The drilling beat of techno-infused folk music droned in the background of the club, far behind the walls where a secret meeting took place. Men in thousand-dollar kilts gathered around a briefcase that was thirty feet long, leaning over it with great interest.
The man with the largest beard spoke.“Did you have any trouble sneaking those past security?”
A man in sunglasses and a powdered wig snickered to himself, sending off a cloud of makeup dust from his face. “Agents of S.C.O.N.E. aren’t all that affected by Scottish martial artists. The bouncers were no trouble for us.”
The S.C.O.N.E. agent walked along the side of the case, running his fingers along the top. He started at one side, undoing the eighty-five clasps one by one. “You know, people told me that I was insane to build something like this. They said it couldn’t be done. Well, maybe you gentlemen will feel otherwise.”
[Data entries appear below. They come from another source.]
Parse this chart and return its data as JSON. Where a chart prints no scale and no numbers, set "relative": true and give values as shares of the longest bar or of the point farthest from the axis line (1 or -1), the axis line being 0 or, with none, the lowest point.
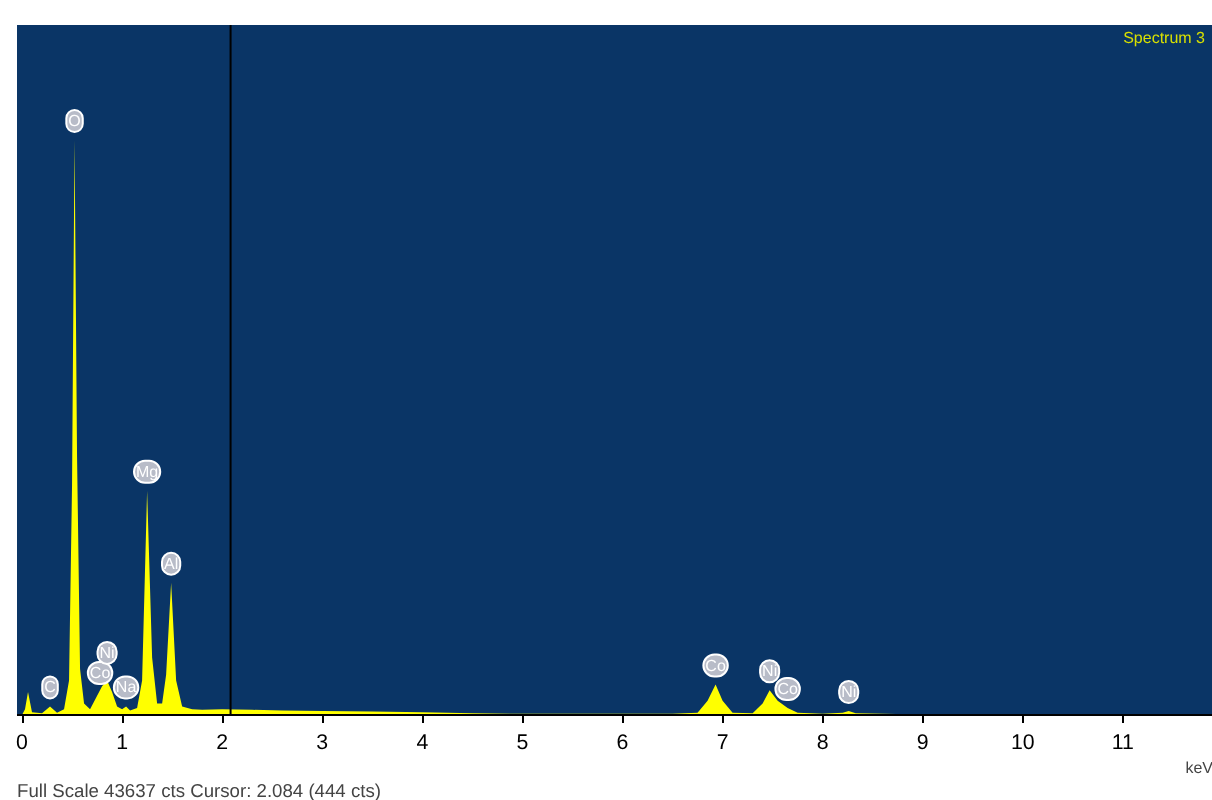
{
  "chart_data": {
    "type": "area",
    "title": "Spectrum 3",
    "xlabel": "keV",
    "relative": true,
    "tick_labels": "x",
    "grid": false,
    "xlim": [
      -0.05,
      11.9
    ],
    "xticks": [
      0,
      1,
      2,
      3,
      4,
      5,
      6,
      7,
      8,
      9,
      10,
      11
    ],
    "series": [
      {
        "color": "#ffff00",
        "x": [
          0.0,
          0.03,
          0.06,
          0.1,
          0.2,
          0.28,
          0.35,
          0.42,
          0.47,
          0.5,
          0.525,
          0.55,
          0.58,
          0.62,
          0.68,
          0.74,
          0.8,
          0.85,
          0.9,
          0.95,
          1.0,
          1.04,
          1.08,
          1.15,
          1.2,
          1.25,
          1.3,
          1.35,
          1.4,
          1.44,
          1.49,
          1.54,
          1.6,
          1.7,
          1.8,
          2.0,
          2.3,
          2.6,
          3.0,
          3.5,
          4.0,
          4.5,
          5.0,
          5.5,
          6.0,
          6.5,
          6.75,
          6.85,
          6.93,
          7.0,
          7.1,
          7.3,
          7.4,
          7.47,
          7.55,
          7.65,
          7.75,
          8.0,
          8.2,
          8.26,
          8.33,
          8.6,
          9.0,
          10.0,
          11.0,
          11.9
        ],
        "values": [
          0.0,
          0.01,
          0.04,
          0.005,
          0.003,
          0.015,
          0.004,
          0.01,
          0.06,
          0.4,
          1.0,
          0.45,
          0.08,
          0.02,
          0.01,
          0.03,
          0.05,
          0.06,
          0.04,
          0.015,
          0.01,
          0.015,
          0.008,
          0.012,
          0.06,
          0.39,
          0.1,
          0.02,
          0.02,
          0.07,
          0.23,
          0.06,
          0.015,
          0.01,
          0.009,
          0.01,
          0.009,
          0.008,
          0.007,
          0.006,
          0.005,
          0.003,
          0.002,
          0.002,
          0.002,
          0.002,
          0.004,
          0.025,
          0.053,
          0.025,
          0.004,
          0.003,
          0.02,
          0.043,
          0.025,
          0.012,
          0.004,
          0.002,
          0.004,
          0.007,
          0.003,
          0.002,
          0.001,
          0.001,
          0.0005,
          0.0005
        ]
      }
    ],
    "ref_lines": [
      {
        "axis": "x",
        "value": 2.084,
        "color": "#000000"
      }
    ],
    "annotations": [
      {
        "text": "C",
        "x": 0.28,
        "y": 0.015
      },
      {
        "text": "O",
        "x": 0.525,
        "y": 1.0
      },
      {
        "text": "Co",
        "x": 0.78,
        "y": 0.04
      },
      {
        "text": "Ni",
        "x": 0.85,
        "y": 0.075
      },
      {
        "text": "Na",
        "x": 1.04,
        "y": 0.015
      },
      {
        "text": "Mg",
        "x": 1.25,
        "y": 0.39
      },
      {
        "text": "Al",
        "x": 1.49,
        "y": 0.23
      },
      {
        "text": "Co",
        "x": 6.93,
        "y": 0.053
      },
      {
        "text": "Ni",
        "x": 7.47,
        "y": 0.043
      },
      {
        "text": "Co",
        "x": 7.65,
        "y": 0.012
      },
      {
        "text": "Ni",
        "x": 8.26,
        "y": 0.007
      },
      "Full Scale 43637 cts Cursor: 2.084  (444 cts)"
    ]
  }
}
It was another ten minutes or so before the case was unlocked, and he flipped it open. Inside were a line of cabers, the bark shining white under the strobe lights coming through the office window. The men in the room started to speak amongst each other.
The agent smirked. “What good is a counterfeit caber, they asked. How do you even begin to make a fake tree to turn into a caber, they asked. Won’t they know something is instantly wrong with it once they lift it up and notice it’s made of styrofoam that your son painted to look like tree bark, they asked. Well, what do you guys think?”
One man lifted a caber up, looking down its sights. “It has a very good balance. Lightweight, yet strong.”
The S.C.O.N.E. agent walked up beside him. “Like I said, it’s styrofoam; a new material that will be the wave of the future. It’s going to go a long ways in replacing our lines of cardboard firearms and paper mache armor. You guys can get in on the ground floor of this brand new technology, right here. Right now.”
A red haired woman brandishing a cardboard assault rifle walked from the corner, glaring at each Scot in turn as she closed the case, standing beside the agent. “Bidding starts at a million sheep.”
One of the Scotsman laughed. “A million? You’re insane.”
The redhead turned the gun on him, pulling the trigger. The barrel barked, loosing the sound of someone passing gas against a hard surface as wool bullets spewed out. They tapped against the Scotsman’s chest, and at the same time he conveniently died of a broken heart.
“Anyone else have a counteroffer?”
“I have one.”
All heads turned to the sound of the monotone voice, which was followed by clunking birch and oak cogs. Smoke poured in through the open door as Wallace McBolts stalked into the room, his smokestacks belching out a dark cloud ahead of him.
The agent pointed at him. “The Bionic Scot! Kill him!”
Everyone in the room pulled out their weapons, lace shotguns and silk handguns flying into hands as cross-stitched bullets filled the air. They bounced off of Wallace’s tanned leather hide as he moved forward, pulling bagpipes from a compartment in his leg. The agent dove for cover when he saw this, pulling the redhead down with him.
The dulcet sound of the bagpipes floated out of its tubes before the missiles followed, ripping through the room and obliterating all of the resistance. With the attackers dead, he sent the bagpipes through a quick spin around his finger before returning them to their holster.
He’d done it too soon, though, and the agent stood up, a glass rocket launcher in his hands. “This is the last time, McBolts! The last!”
A toilet paper grenade shot from the barrel, hammering right into McBolts’ chest, the resulting explosion filling the room with shredded fabrics. The agent laughed, until the smoke cleared.
McBolts stood in front of him, haggis in hand. “I was a champion haggis hurler before one of your counterfeit cabers cut me to pieces and made me what I am now. Let me show you.”